TRS 3 Defined Benefit information:First, the State Supreme Court ruled on the gain sharing case. That benefit was repealed, so if your wife is willing to forgo the ability to work part-time (for a public employer) until age 65, she can collect her defined benefit under the "2008 ERRF" (shown on the screenshot). At age 57 (with 30 years of service) she would be eligible for 86% of her benefit. At age 60 (as your screenshot shows) she can get 95% of her benefit. And she could also collect 98% at age 61 or 100% at age 62. (Just to be really clear, I mean 86%-100% of her benefit, not that percentage of her salary...so for example 86% of 30% of her pay, i.e. 25.8% of her salary). So unless she wants to, say, substitute teach, there's no reason for her to delay taking that monthly check any later than age 62. And if she retires at 57 with 30 years of service, her benefit will grow by 3% per year (again, 3% of 30% of pay, not 3% of pay) until she collects it at age, age 62 or whenever. The online calculator should incorporate all of these factors, so play around a little to see how the benefit estimate changes. (Repeated caveat: it's just an estimate.)
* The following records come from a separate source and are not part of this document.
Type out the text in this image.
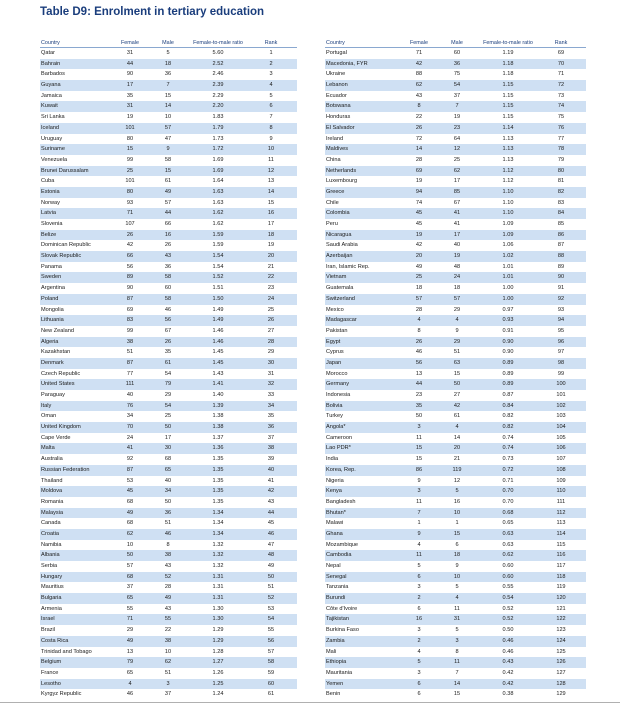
Table D9: Enrolment in tertiary education
Country	Female	Male	Female-to-male ratio	Rank
Qatar	31	5	5.60	1
Bahrain	44	18	2.52	2
Barbados	90	36	2.46	3
Guyana	17	7	2.39	4
Jamaica	35	15	2.29	5
Kuwait	31	14	2.20	6
Sri Lanka	19	10	1.83	7
Iceland	101	57	1.79	8
Uruguay	80	47	1.73	9
Suriname	15	9	1.72	10
Venezuela	99	58	1.69	11
Brunei Darussalam	25	15	1.69	12
Cuba	101	61	1.64	13
Estonia	80	49	1.63	14
Norway	93	57	1.63	15
Latvia	71	44	1.62	16
Slovenia	107	66	1.62	17
Belize	26	16	1.59	18
Dominican Republic	42	26	1.59	19
Slovak Republic	66	43	1.54	20
Panama	56	36	1.54	21
Sweden	89	58	1.52	22
Argentina	90	60	1.51	23
Poland	87	58	1.50	24
Mongolia	69	46	1.49	25
Lithuania	83	56	1.49	26
New Zealand	99	67	1.46	27
Algeria	38	26	1.46	28
Kazakhstan	51	35	1.45	29
Denmark	87	61	1.45	30
Czech Republic	77	54	1.43	31
United States	111	79	1.41	32
Paraguay	40	29	1.40	33
Italy	76	54	1.39	34
Oman	34	25	1.38	35
United Kingdom	70	50	1.38	36
Cape Verde	24	17	1.37	37
Malta	41	30	1.36	38
Australia	92	68	1.35	39
Russian Federation	87	65	1.35	40
Thailand	53	40	1.35	41
Moldova	45	34	1.35	42
Romania	68	50	1.35	43
Malaysia	49	36	1.34	44
Canada	68	51	1.34	45
Croatia	62	46	1.34	46
Namibia	10	8	1.32	47
Albania	50	38	1.32	48
Serbia	57	43	1.32	49
Hungary	68	52	1.31	50
Mauritius	37	28	1.31	51
Bulgaria	65	49	1.31	52
Armenia	55	43	1.30	53
Israel	71	55	1.30	54
Brazil	29	22	1.29	55
Costa Rica	49	38	1.29	56
Trinidad and Tobago	13	10	1.28	57
Belgium	79	62	1.27	58
France	65	51	1.26	59
Lesotho	4	3	1.25	60
Kyrgyz Republic	46	37	1.24	61
Country	Female	Male	Female-to-male ratio	Rank
Portugal	71	60	1.19	69
Macedonia, FYR	42	36	1.18	70
Ukraine	88	75	1.18	71
Lebanon	62	54	1.15	72
Ecuador	43	37	1.15	73
Botswana	8	7	1.15	74
Honduras	22	19	1.15	75
El Salvador	26	23	1.14	76
Ireland	72	64	1.13	77
Maldives	14	12	1.13	78
China	28	25	1.13	79
Netherlands	69	62	1.12	80
Luxembourg	19	17	1.12	81
Greece	94	85	1.10	82
Chile	74	67	1.10	83
Colombia	45	41	1.10	84
Peru	45	41	1.09	85
Nicaragua	19	17	1.09	86
Saudi Arabia	42	40	1.06	87
Azerbaijan	20	19	1.02	88
Iran, Islamic Rep.	49	48	1.01	89
Vietnam	25	24	1.01	90
Guatemala	18	18	1.00	91
Switzerland	57	57	1.00	92
Mexico	28	29	0.97	93
Madagascar	4	4	0.93	94
Pakistan	8	9	0.91	95
Egypt	26	29	0.90	96
Cyprus	46	51	0.90	97
Japan	56	63	0.89	98
Morocco	13	15	0.89	99
Germany	44	50	0.89	100
Indonesia	23	27	0.87	101
Bolivia	35	42	0.84	102
Turkey	50	61	0.82	103
Angola*	3	4	0.82	104
Cameroon	11	14	0.74	105
Lao PDR*	15	20	0.74	106
India	15	21	0.73	107
Korea, Rep.	86	119	0.72	108
Nigeria	9	12	0.71	109
Kenya	3	5	0.70	110
Bangladesh	11	16	0.70	111
Bhutan*	7	10	0.68	112
Malawi	1	1	0.65	113
Ghana	9	15	0.63	114
Mozambique	4	6	0.63	115
Cambodia	11	18	0.62	116
Nepal	5	9	0.60	117
Senegal	6	10	0.60	118
Tanzania	3	5	0.55	119
Burundi	2	4	0.54	120
Côte d'Ivoire	6	11	0.52	121
Tajikistan	16	31	0.52	122
Burkina Faso	3	5	0.50	123
Zambia	2	3	0.46	124
Mali	4	8	0.46	125
Ethiopia	5	11	0.43	126
Mauritania	3	7	0.42	127
Yemen	6	14	0.42	128
Benin	6	15	0.38	129
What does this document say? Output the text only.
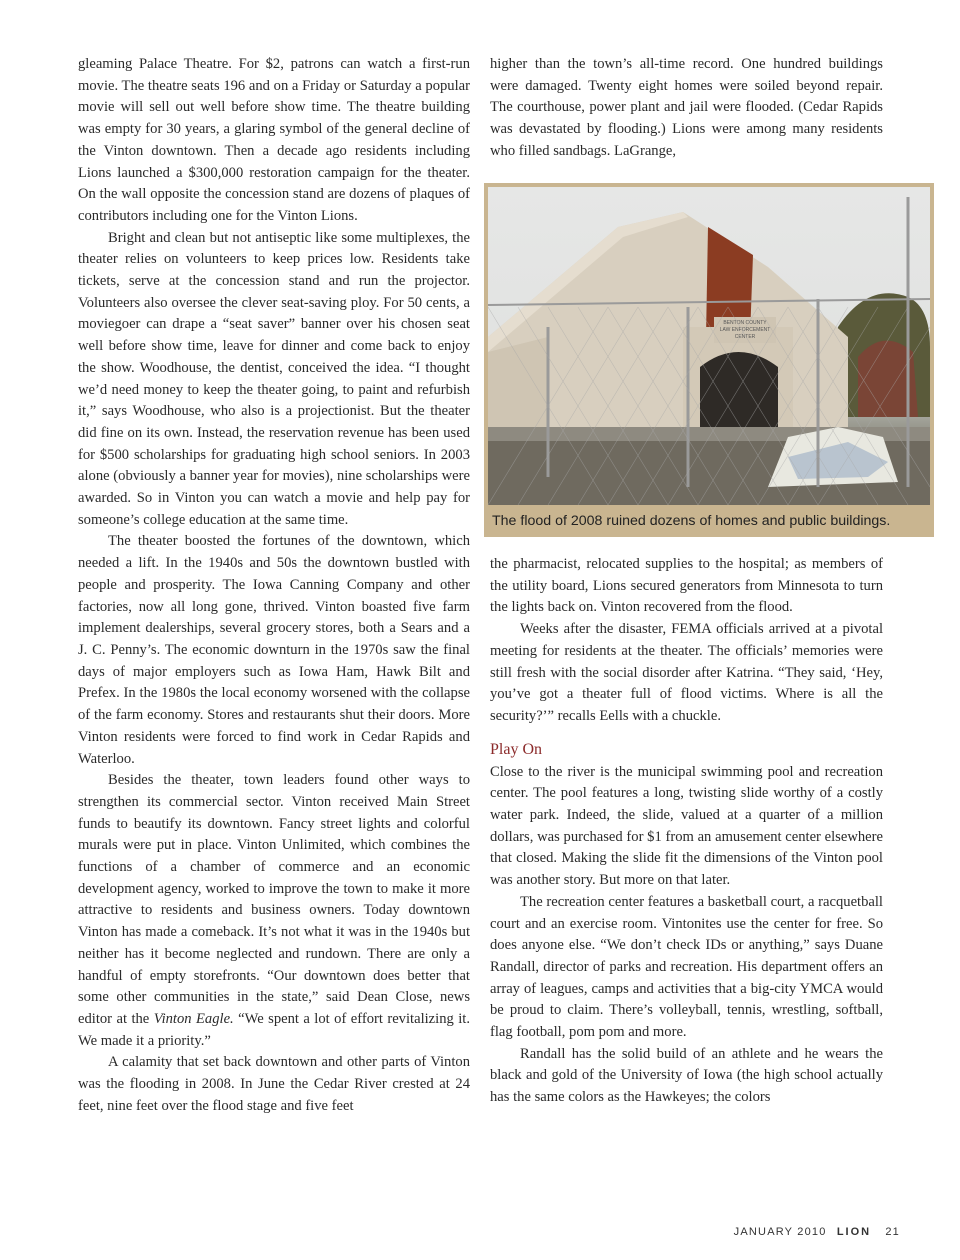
gleaming Palace Theatre. For $2, patrons can watch a first-run movie. The theatre seats 196 and on a Friday or Saturday a popular movie will sell out well before show time. The theatre building was empty for 30 years, a glaring symbol of the general decline of the Vinton downtown. Then a decade ago residents including Lions launched a $300,000 restoration campaign for the theater. On the wall opposite the concession stand are dozens of plaques of contributors including one for the Vinton Lions.

Bright and clean but not antiseptic like some multiplexes, the theater relies on volunteers to keep prices low. Residents take tickets, serve at the concession stand and run the projector. Volunteers also oversee the clever seat-saving ploy. For 50 cents, a moviegoer can drape a “seat saver” banner over his chosen seat well before show time, leave for dinner and come back to enjoy the show. Woodhouse, the dentist, conceived the idea. “I thought we’d need money to keep the theater going, to paint and refurbish it,” says Woodhouse, who also is a projectionist. But the theater did fine on its own. Instead, the reservation revenue has been used for $500 scholarships for graduating high school seniors. In 2003 alone (obviously a banner year for movies), nine scholarships were awarded. So in Vinton you can watch a movie and help pay for someone’s college education at the same time.

The theater boosted the fortunes of the downtown, which needed a lift. In the 1940s and 50s the downtown bustled with people and prosperity. The Iowa Canning Company and other factories, now all long gone, thrived. Vinton boasted five farm implement dealerships, several grocery stores, both a Sears and a J. C. Penny’s. The economic downturn in the 1970s saw the final days of major employers such as Iowa Ham, Hawk Bilt and Prefex. In the 1980s the local economy worsened with the collapse of the farm economy. Stores and restaurants shut their doors. More Vinton residents were forced to find work in Cedar Rapids and Waterloo.

Besides the theater, town leaders found other ways to strengthen its commercial sector. Vinton received Main Street funds to beautify its downtown. Fancy street lights and colorful murals were put in place. Vinton Unlimited, which combines the functions of a chamber of commerce and an economic development agency, worked to improve the town to make it more attractive to residents and business owners. Today downtown Vinton has made a comeback. It’s not what it was in the 1940s but neither has it become neglected and rundown. There are only a handful of empty storefronts. “Our downtown does better that some other communities in the state,” said Dean Close, news editor at the Vinton Eagle. “We spent a lot of effort revitalizing it. We made it a priority.”

A calamity that set back downtown and other parts of Vinton was the flooding in 2008. In June the Cedar River crested at 24 feet, nine feet over the flood stage and five feet

higher than the town’s all-time record. One hundred buildings were damaged. Twenty eight homes were soiled beyond repair. The courthouse, power plant and jail were flooded. (Cedar Rapids was devastated by flooding.) Lions were among many residents who filled sandbags. LaGrange,

BENTON COUNTY
LAW ENFORCEMENT
CENTER
The flood of 2008 ruined dozens of homes and public buildings.

the pharmacist, relocated supplies to the hospital; as members of the utility board, Lions secured generators from Minnesota to turn the lights back on. Vinton recovered from the flood.

Weeks after the disaster, FEMA officials arrived at a pivotal meeting for residents at the theater. The officials’ memories were still fresh with the social disorder after Katrina. “They said, ‘Hey, you’ve got a theater full of flood victims. Where is all the security?’” recalls Eells with a chuckle.

Play On

Close to the river is the municipal swimming pool and recreation center. The pool features a long, twisting slide worthy of a costly water park. Indeed, the slide, valued at a quarter of a million dollars, was purchased for $1 from an amusement center elsewhere that closed. Making the slide fit the dimensions of the Vinton pool was another story. But more on that later.

The recreation center features a basketball court, a racquetball court and an exercise room. Vintonites use the center for free. So does anyone else. “We don’t check IDs or anything,” says Duane Randall, director of parks and recreation. His department offers an array of leagues, camps and activities that a big-city YMCA would be proud to claim. There’s volleyball, tennis, wrestling, softball, flag football, pom pom and more.

Randall has the solid build of an athlete and he wears the black and gold of the University of Iowa (the high school actually has the same colors as the Hawkeyes; the colors

JANUARY 2010 LION 21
TRS 3 Defined Contribution information:Unfortunately, I can't help with the contribution rates for defined compensation. Your wife appears to be enrolled in Option D, which is a flat 7% of pay at any age and unless she changes employers that's her rate. I believe that there was an attempt to allow TRS 3 members to change rate options, but the IRS clamped down on that. I think the IRS was concerned about people reducing savings rates in bad times but it also precludes people from saving more. Not much to be done there, I'm afraid. If you want advice on how to invest it, you'll find a lot of opinions in the investors' forums. You could also post there for opinions on these funds:
http://www.icmarc.org/washingtonstate/investments/fund-descriptions.htmlYou do have the defined benefit as a safety net of sorts but only you and your wife can decide how much risk you're comfortable accepting in the hope of getting higher returns.
As for collecting money from the defined contribution (DC) account, that is permitted at any age upon separation from covered employment. That means she has to quit her job and not immediately take another state or local government job. If she chooses to access it, there are a range of options including rollover into an IRA or purchasing an annuity. (Correction to my previous statement: I believe the TAP annuity can be purchased even if your wife self-directs her investments - please check into this - there is a calculator on the web site and the terms are very nice...currently the payment is calculated using a 7.8% rate of return assumption.)
The income is taxable in any case unless you do a rollover to a tax-deferred accoutn, but you won't pay the additional 10% income tax penalty on disbursements if your wife: (a) doesn't separate (quit) from work with an eligible employer until the year *after* she turns 55; or (b) doesn't actually withdraw the money until after 59 1/2. I believe that annuities or level withdrawals (of the type that 401k owners use to avoid this penalty, I think...I am not very familiar with private sector plans) are also exempt from penalty. Again, check with DRS and/or ICMARC and/or an account/lawyer before relying on this. Laws change.
Some other, smaller things to consider:(1) While this generally isn't as important as it was before the health care exchanges started popping up, your wife will have the option to buy health coverage through the state employees' insurance pool. The costs aren't low, but the coverage is good. Ask DRS or the state Health Care Authority for more information if you are interested. There are limits on when you can opt in, so if this matters to you I again encourage you to check with DRS/HCA. DRS has a 1-800 number. I can dig it up if you would like me to.
(2) TRS 3 members, like other members of PERS/TRS/SERS plans, have the option at the time of retirement (meaning applying to receive their defined benefit) of purchasing up to 5 years of additional service credit. Unfortunately, this credit can't in turn be used to qualify for retirement or other benefits. It's effectively another option to purchase a supplemental annuity from the retirement plan. Like the TAP annuity, you end up with an extra monthly check, COLAs, etc. Unlike the TAP Annuity, it is linked directly to (is a part of) your defined benefit, so you can't take it before you retire officially. It may or may not be of interest to you. If it is, look into it when your wife is closer to retirement.
Do you and your wife have a particular timeframe in mind for retiring (stopping work, I mean)?